The process begins with a consultation with the resident Ayurvedic doctor. In addition to recommending therapies, the doctor can also suggest dietary changes tailored to individual needs. Some guests follow customised meal plans during their stay, while others seek advice on habits they can carry home. The focus remains on everyday well-being rather than quick fixes.
Practices such as wellness walks, trataka meditation, bonfire cleansing rituals, sound healing sessions, and yoga encourage guests to build sustainable habits that support physical vitality, mental clarity, and emotional well-being, Gourav Deb, chief of operations at Niraamaya Life, shared with Outlook Traveller.

One afternoon, after returning from the village excursion, I headed to the spa for an Ayurvedic treatment. Warm herbal oils like Ksheerabala, Balaswagandhadi, Karpooradi, and Nalpamaradi, practised hands, and an hour with nowhere else to be proved a welcome combination. The next morning, a yoga session by the backwaters would offer a gentler start to the day than my usual relationship with an alarm clock.
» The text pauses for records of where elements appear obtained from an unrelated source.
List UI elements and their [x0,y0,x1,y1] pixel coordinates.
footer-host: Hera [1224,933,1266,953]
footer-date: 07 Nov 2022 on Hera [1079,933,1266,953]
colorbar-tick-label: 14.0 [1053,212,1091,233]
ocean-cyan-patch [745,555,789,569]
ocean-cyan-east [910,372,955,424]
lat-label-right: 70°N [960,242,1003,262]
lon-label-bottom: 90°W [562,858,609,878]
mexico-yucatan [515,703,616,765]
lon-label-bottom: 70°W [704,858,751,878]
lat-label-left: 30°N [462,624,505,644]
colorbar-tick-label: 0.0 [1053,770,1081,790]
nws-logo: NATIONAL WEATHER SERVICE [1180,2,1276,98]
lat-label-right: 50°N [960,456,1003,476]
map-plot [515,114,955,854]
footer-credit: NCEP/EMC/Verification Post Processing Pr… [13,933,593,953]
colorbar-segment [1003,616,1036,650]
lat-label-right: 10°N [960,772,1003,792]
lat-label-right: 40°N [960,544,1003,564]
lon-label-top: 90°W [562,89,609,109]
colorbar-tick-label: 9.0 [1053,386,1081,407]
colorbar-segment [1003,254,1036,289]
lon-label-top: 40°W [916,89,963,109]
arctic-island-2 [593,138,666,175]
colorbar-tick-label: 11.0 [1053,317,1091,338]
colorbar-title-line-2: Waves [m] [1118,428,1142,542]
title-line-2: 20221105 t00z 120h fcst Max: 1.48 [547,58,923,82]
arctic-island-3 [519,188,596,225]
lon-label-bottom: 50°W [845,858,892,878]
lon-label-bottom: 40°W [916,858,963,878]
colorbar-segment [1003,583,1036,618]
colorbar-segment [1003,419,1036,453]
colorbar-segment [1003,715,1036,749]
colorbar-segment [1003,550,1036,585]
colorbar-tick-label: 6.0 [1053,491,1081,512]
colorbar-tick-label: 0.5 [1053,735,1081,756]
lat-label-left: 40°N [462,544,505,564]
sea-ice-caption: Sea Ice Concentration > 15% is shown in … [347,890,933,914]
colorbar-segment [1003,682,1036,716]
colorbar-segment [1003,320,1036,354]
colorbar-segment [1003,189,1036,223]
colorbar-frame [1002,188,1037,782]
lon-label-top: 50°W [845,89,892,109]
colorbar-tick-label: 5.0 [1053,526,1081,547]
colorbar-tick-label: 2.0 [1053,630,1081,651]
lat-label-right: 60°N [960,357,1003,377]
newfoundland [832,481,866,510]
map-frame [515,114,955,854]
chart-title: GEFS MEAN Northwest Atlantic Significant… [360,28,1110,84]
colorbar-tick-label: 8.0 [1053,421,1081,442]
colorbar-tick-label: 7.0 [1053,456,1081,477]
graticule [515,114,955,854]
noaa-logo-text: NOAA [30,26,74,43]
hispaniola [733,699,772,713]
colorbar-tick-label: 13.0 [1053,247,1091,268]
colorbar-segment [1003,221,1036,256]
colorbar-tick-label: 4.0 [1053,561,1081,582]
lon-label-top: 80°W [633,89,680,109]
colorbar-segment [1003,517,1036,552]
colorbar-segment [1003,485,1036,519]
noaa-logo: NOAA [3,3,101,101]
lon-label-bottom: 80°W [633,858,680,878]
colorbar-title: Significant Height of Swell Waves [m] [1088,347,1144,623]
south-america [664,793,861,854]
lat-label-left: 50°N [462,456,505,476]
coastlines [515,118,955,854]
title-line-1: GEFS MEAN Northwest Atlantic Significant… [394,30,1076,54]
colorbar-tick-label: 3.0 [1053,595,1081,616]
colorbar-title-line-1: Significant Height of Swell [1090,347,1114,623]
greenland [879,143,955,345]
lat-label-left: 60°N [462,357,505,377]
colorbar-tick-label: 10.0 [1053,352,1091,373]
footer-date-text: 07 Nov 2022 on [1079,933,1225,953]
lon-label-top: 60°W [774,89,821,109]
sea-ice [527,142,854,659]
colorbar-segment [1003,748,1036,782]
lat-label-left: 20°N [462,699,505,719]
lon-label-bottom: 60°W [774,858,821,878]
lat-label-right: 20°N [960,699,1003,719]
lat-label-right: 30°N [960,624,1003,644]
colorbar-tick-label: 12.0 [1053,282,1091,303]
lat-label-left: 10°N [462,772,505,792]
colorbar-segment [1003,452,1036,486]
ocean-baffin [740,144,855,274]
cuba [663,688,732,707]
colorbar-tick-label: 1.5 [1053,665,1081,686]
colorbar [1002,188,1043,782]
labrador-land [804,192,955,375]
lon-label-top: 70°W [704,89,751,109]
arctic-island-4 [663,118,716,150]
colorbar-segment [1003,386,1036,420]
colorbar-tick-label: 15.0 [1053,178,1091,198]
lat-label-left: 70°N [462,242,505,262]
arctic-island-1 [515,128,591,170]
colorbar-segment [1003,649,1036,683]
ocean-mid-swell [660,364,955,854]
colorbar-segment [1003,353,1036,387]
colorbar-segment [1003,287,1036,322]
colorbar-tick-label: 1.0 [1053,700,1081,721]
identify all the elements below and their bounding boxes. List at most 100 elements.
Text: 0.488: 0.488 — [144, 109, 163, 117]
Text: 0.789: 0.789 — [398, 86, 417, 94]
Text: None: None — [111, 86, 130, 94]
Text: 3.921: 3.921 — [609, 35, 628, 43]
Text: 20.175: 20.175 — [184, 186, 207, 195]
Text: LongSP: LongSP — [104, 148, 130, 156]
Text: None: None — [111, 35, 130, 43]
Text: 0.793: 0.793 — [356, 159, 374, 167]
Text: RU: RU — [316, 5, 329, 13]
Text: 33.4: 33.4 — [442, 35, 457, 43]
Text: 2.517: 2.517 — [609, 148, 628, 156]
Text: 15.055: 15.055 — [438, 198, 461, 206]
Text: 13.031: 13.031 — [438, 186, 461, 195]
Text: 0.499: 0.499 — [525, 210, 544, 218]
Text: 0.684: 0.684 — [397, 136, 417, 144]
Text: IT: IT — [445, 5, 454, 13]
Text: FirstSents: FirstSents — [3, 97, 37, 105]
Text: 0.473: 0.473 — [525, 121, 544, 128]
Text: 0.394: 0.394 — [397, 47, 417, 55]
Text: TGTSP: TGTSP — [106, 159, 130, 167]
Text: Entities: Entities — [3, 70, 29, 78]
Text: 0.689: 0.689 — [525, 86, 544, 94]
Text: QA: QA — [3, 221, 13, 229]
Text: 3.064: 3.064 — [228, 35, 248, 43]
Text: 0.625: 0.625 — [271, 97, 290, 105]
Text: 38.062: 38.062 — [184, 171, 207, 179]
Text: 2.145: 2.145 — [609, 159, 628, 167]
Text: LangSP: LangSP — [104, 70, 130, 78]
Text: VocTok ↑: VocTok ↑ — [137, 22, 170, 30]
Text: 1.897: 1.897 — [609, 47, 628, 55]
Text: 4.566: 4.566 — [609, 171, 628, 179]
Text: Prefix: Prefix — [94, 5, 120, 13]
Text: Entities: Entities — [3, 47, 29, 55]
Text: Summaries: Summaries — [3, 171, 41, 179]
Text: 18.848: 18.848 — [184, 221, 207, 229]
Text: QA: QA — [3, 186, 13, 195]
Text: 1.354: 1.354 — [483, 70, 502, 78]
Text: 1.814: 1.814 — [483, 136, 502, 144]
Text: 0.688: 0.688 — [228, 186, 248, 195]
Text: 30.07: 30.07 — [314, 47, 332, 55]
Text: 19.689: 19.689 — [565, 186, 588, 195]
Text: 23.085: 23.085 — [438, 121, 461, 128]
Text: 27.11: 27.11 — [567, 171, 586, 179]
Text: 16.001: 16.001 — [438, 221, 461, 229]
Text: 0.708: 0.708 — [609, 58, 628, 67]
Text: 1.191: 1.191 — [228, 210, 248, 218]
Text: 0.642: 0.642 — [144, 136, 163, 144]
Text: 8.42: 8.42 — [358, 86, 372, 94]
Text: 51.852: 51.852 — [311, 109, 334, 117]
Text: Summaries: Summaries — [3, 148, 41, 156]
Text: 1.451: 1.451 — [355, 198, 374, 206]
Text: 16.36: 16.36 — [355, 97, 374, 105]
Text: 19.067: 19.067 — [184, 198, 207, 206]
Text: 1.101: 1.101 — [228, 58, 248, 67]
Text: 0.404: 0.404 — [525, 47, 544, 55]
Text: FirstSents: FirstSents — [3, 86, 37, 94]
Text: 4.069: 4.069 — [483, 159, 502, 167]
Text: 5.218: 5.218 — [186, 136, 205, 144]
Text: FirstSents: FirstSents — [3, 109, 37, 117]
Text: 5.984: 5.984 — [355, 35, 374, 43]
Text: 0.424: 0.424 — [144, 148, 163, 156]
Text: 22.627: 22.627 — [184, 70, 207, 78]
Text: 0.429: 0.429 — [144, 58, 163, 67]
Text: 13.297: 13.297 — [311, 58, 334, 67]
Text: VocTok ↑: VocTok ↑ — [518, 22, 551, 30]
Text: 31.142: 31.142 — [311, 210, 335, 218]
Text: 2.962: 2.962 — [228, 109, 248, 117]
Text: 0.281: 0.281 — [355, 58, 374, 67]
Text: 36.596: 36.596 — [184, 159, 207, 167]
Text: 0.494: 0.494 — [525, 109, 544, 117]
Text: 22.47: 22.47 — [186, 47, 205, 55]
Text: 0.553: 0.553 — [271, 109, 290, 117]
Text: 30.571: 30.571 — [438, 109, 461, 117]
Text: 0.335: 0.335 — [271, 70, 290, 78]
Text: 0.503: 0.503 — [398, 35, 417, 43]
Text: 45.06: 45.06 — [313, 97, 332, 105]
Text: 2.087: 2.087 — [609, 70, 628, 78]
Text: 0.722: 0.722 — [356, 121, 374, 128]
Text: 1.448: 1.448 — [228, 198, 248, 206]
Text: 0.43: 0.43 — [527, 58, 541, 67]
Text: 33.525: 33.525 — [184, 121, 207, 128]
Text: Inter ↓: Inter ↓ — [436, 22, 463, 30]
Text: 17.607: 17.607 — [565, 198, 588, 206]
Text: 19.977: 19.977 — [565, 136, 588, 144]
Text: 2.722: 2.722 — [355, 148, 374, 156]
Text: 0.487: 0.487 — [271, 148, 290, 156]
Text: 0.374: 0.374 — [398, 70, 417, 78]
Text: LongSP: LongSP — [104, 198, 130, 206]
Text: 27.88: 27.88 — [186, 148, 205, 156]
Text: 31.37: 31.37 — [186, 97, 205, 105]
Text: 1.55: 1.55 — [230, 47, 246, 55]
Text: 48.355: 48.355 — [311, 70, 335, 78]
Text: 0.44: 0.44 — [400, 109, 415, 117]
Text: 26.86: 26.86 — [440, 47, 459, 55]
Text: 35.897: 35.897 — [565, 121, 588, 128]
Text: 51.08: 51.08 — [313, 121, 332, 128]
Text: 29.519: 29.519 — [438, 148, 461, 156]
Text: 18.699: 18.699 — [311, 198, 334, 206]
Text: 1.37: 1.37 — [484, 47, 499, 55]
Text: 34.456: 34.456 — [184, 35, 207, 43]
Wellness at the retreat isn’t limited to the spa. There are activities designed to occupy the mind as much as the body. I signed up for a pottery session and spent half an hour at the wheel attempting to turn lumps of clay into something recognisable. Under the instructor’s guidance, I managed a drinking glass and a small vase—both far from perfect, but considerably better than they had any right to be.
Sustainability forms another part of the experience. Guests can participate in activities such as planting coconut saplings; I planted one myself during my stay.
Like much else at Niraamaya, the experience required patience, attention, and a willingness to slow down.

Kerala’s approach to wellness has always struck me as refreshingly practical. It isn’t presented as a grand reinvention of the self. It is woven into everyday habits—what you eat, how you move, when you rest, and how closely you pay attention to your body.
On my final afternoon, the glass and vase from the pottery session were left to dry in a corner of the workshop. The fishermen were still out on the lake. Houseboats continued their slow progress across the water. Nothing much had changed in Kumarakom during my stay.
The backwaters remained where they had always been. The coconut palms continued to sway above the canals. The routines of village life carried on as they had the day before and the day before that.
I was the one returning home.
1. What makes Niraamaya Retreats Kumarakom different from other wellness resorts?
Niraamaya Retreats Kumarakom combines Ayurvedic therapies with village experiences, backwater cruises, local cuisine, yoga, meditation, and sustainable activities, creating a holistic approach to preventive wellness.
2. What wellness experiences are offered at Niraamaya Retreats Kumarakom?
Guests can enjoy Ayurvedic consultations, spa therapies, yoga sessions, sound healing, trataka meditation, wellness walks, bonfire cleansing rituals, and customised wellness programmes.
3. What local experiences can travellers enjoy in Kumarakom?
Visitors can explore village life through coir making, mat weaving, toddy tapping, fishing demonstrations, herbal shampoo preparation, and backwater boat rides.
4. Is Niraamaya Retreats Kumarakom suitable for nature lovers?
Yes. The retreat sits on the banks of Vembanad Lake and offers easy access to wetlands, birdwatching areas around Kumarakom Bird Sanctuary, and scenic backwater experiences.
5. Does Niraamaya Retreats Kumarakom focus on sustainability?
The resort incorporates sustainability initiatives such as coconut sapling plantation, community-based village experiences, local sourcing, and wellness practices rooted in Kerala’s traditional lifestyle.